Plaintiffs complied with the obligations imposed upon them by the escrow agreement prior to date of November 25, 1963, but on said date defendants notified the escrow bank by telegram that they declined to comply with the agreement because of discrepancies found as the result of tests of wells and made demand for the return of the $12,500.00 cash deposit. On the same date plaintiffs made demand upon the bank for delivery of the cash deposit because of defendants' failure to carry out their agreement to purchase. This suit was filed December 3, 1963.

The defense is based upon charges of fraud and misrepresentation allegedly made by one of the plaintiffs, W. A. Williams, who acted for himself individually and for his co-owners as their duly authorized agent and attorney-in-fact in connection with the transaction. The defense is based upon the provision of R.C.C. Article 1847 defining fraud affecting a material part of a contract and influencing the party in making the agreement. Defendants also rely upon the principle of redhibition with respect to the avoidance of a sale on account of vices or defects in the thing sold which render it useless under the definition of R.C.C. Article 2520.

The issue presented by this appeal is whether defendants have proved their allegations of fraud and misrepresentation. There is no ground for disagreement as to the controlling legal principles and the determination of the issue therefore rests upon the facts established by the record.
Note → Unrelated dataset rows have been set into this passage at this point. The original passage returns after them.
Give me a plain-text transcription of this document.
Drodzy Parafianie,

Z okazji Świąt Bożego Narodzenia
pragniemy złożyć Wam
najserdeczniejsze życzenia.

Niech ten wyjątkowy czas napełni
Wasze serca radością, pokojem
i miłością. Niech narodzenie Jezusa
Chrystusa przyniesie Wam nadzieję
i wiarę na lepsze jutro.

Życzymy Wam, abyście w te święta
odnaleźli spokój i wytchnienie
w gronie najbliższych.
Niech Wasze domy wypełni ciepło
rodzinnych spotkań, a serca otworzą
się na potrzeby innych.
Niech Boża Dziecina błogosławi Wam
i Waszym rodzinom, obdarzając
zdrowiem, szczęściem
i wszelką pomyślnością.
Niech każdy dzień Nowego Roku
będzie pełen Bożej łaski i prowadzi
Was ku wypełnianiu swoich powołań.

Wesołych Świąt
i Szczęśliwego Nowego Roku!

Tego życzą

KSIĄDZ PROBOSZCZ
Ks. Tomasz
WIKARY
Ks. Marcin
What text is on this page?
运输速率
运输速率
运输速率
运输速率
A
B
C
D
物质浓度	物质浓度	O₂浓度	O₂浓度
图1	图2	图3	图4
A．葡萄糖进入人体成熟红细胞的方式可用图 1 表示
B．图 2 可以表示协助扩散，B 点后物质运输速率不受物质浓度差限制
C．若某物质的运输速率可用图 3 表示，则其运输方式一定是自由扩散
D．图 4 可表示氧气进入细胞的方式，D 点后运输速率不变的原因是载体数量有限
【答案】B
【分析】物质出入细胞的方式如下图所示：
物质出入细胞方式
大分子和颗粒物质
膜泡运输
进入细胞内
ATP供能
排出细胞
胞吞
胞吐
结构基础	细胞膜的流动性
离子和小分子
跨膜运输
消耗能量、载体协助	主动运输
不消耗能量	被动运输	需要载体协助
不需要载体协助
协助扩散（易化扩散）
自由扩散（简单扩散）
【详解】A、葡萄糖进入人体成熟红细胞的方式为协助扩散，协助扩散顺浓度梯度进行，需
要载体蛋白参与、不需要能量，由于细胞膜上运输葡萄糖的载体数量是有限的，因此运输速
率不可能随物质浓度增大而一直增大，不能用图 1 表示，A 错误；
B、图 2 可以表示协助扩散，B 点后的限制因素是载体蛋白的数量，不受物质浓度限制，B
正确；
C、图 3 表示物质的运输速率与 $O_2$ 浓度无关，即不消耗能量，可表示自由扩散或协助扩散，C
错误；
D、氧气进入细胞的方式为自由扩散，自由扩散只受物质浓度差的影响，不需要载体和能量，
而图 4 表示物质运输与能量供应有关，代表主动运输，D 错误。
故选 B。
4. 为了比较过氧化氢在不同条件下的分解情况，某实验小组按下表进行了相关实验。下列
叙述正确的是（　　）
It is contended on behalf of defendants that the plaintiff, Williams, was guilty of misrepresentations of material facts with respect to the properties involved to the effect that all wells on the leases, with the exception of one, were making the allowable production; that only one well had been acidized; that all wells were equipped with 5½ or 4½ inch casing; that only one well was making water, which well was a dual producer in which the source of water was the Annona Section, and, finally, that the amount of oil sold from the leases during the month of October was represented as being in excess of the actual amount of sales.

As opposed to the above alleged representations made by Williams, defendants assert that only one of the wells was making the allowable; that all the wells had been acidized; that one of the wells was not equipped with casing but with a 27/8ths string of tubing; that all of the wells, except one, were making water; that the *14 dual producer was showing water from the Saratoga Section and not from the Annona Section, which had been plugged.

The above allegations made by defendants in support of their reconventional demand were answered and denied in a supplemental pleading filed by plaintiffs.

On trial of the case the testimony on behalf of defendants was to the effect that at a meeting in the McNeely Cafe in Many, Louisiana, attended by Williams, several of the defendants, and a Mr. Heard, who appears to have acted as broker, Williams had made the specific representations relied upon by defendants, which were later determined to be false. It was further testified that the representations by Williams had been repeated at another meeting in Williams' office.

Williams' testimony on trial was a positive denial of the contentions of defendants, and he asserted that he had made no representations as to the actual production but had confined his statements to a personal opinion as to the potential production of the wells involved.

Fortunately, there was other testimony pertinent to the issue presented which does much to clarify the apparently irreconcilable conflict in the testimony of the opposed parties involved in this litigation.

A point which must be taken into consideration is that the defendants were experienced in oil operations, whereas Williams was entirely lacking in any background of training or experience in such matters.